«Родина моя!» – кричит с парашюта Борисов, как только заслышит об очередных реформах в Отечестве. «Родина моя!» – кричит Борисов с неба, как только завидит взрывателей и гонителей церкви со свечами в руках, кающихся, соборующихся и выполняющих очередное «вероприятие».

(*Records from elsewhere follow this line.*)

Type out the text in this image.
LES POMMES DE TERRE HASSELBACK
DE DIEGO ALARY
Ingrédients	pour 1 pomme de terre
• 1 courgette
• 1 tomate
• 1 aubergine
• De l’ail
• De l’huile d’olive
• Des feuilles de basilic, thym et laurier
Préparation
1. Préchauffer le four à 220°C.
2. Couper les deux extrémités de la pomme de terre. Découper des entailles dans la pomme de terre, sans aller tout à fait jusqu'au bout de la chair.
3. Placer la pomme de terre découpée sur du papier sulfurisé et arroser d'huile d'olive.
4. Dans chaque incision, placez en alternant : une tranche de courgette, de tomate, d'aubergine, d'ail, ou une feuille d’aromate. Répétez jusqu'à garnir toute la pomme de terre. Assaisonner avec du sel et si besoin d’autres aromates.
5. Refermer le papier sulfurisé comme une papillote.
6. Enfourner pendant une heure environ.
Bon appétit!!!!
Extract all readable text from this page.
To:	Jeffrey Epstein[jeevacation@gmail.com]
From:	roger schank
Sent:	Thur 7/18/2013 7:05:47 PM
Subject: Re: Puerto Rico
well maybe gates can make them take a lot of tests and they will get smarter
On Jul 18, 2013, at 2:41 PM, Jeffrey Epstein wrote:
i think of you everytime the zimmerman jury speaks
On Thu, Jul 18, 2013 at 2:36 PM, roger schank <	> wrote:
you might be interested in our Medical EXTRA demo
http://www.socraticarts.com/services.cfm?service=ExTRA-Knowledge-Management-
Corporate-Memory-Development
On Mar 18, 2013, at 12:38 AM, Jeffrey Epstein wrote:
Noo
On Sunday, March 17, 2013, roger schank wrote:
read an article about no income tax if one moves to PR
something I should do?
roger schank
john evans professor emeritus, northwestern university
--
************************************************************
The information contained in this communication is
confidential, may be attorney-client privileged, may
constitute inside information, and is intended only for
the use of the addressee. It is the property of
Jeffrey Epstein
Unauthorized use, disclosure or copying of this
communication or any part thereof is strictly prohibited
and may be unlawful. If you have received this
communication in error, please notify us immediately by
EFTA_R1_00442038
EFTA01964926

В роли Гудионова Олег Борисов еще раз доказал, что в этой профессии для него нет невозможного. Он держит в руках все мозговые нити и нервные окончания Образа, ведущие его «к» или «от» Грозного, Павла, Мефистофеля и даже английского короля Генриха (семя власти – оно ведь одинаково по всей Земле). Возможно, и от Бориса Годунова… о чем Олег Иванович с гордостью и юмором поведал после съемок. Его род (по чьей-то теории) происходит от одного знатного воеводы, который, защищая Бориса, погиб со словами: «Бояре Борисовы от смерти заговорены!» «Значит, из знати», – то ли лукавя, то ли всерьез намекал Олег Иванович. А на вступительных экзаменах в Школу-студию МХАТа читал Тарханову монолог Бориса «Достиг я высшей власти». И еще в грудь кулаком себя бил: «Вот чувствую, что сыграю когда-нибудь монарха или царя…»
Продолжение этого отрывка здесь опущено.